LOCATE CORRECTNESS NOTES
GLYPH currently has regression coverage for FM-count correctness.
This means the system can verify:
pattern -> occurrence count
However, count correctness is not the same as locate correctness.
Locate correctness means verifying:
pattern -> exact byte offsets
These are different correctness layers.
Current state#
Current regression tests validate:
- single occurrence counts
- multiple occurrence counts
- absent pattern counts
- full-corpus match counts
- single-byte queries
- overlapping occurrence counts
- deterministic repeated count queries
- terminal sentinel behavior
- rejection of invalid zero-byte input corpus
- rejection of corrupted FM magic
This provides coverage for the count layer.
It does not yet prove the locate layer.
Why locate is a separate risk#
FM-count can be correct while locate offsets are wrong.
Typical failure modes include:
- off-by-one LF traversal
- incorrect SA sampling step
- stale locate-core files
- sentinel position returned as valid corpus offset
- mismatch between FM interval and locate backend
- duplicated offsets from segmented retrieval
- missing offsets across shard boundaries
A system can return:
count = 17
while returning 17 incorrect offsets.
Therefore locate must be tested independently.
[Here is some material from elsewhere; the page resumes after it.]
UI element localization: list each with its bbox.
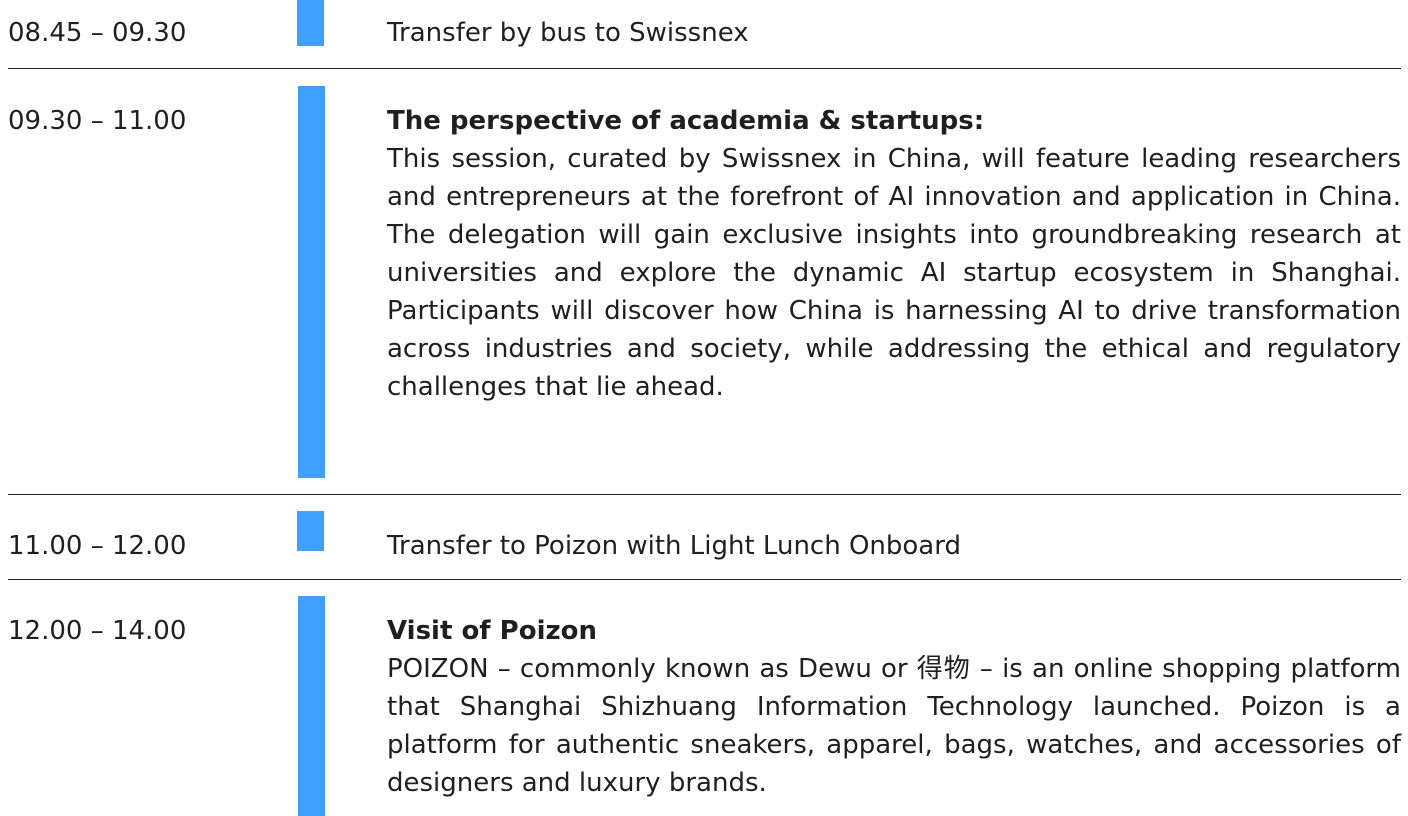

Required locate invariant#
For every returned offset:
corpus[offset : offset + len(pattern)] == pattern
And:
len(offsets) == FM_count
If either condition fails, retrieval is corrupt even if FM-count is correct.
Minimal future test#
A future T_LOCATE_VERIFY test should:
- Build a small sentinel-safe corpus.
- Build SA/BWT/FM artifacts.
- Generate a known query.
- Obtain FM interval.
- Locate all offsets from that interval.
- Compare offsets against Python byte-search oracle.
- Verify every returned offset slices back to the original pattern.
Required assertions:
sorted(offsets) == oracle_offsets
len(offsets) == fm_count
all(corpus[o:o+len(pattern)] == pattern for o in offsets)
Current implementation note#
The current locate backend exists as:
build/locate_backend_v2
src/locate_backend_v2.cpp
It currently consumes:
- fm_core.bin
- locate_core_sN.bin
- bwt.bin
and receives FM ranges over stdin.
Existing locate tooling appears to use older pickle/export paths:
tools/fm_export_v1.py
tools/fm_true_locate_prepare.py
tools/test_locate_backend_v2.py
These paths are useful for investigation but should not be added to CI until the locate artifact build path is made clean and reproducible.
Shard boundary risk#
Segmented retrieval may miss patterns crossing shard boundaries unless overlap or cross-shard stitching is explicitly implemented.
This is not necessarily a bug, but it must become an explicit contract.
A future document should define:
SHARD_BOUNDARY_SEMANTICS.md
and clarify whether cross-shard matches are:
- unsupported
- supported via overlap
- supported via stitching
- explicitly out of scope for v0.x
Current conclusion#
The current regression suite proves FM-count behavior, not full retrieval correctness.
The next correctness frontier is locate verification.
Until locate verification exists, GLYPH should avoid claiming complete offset-level retrieval correctness.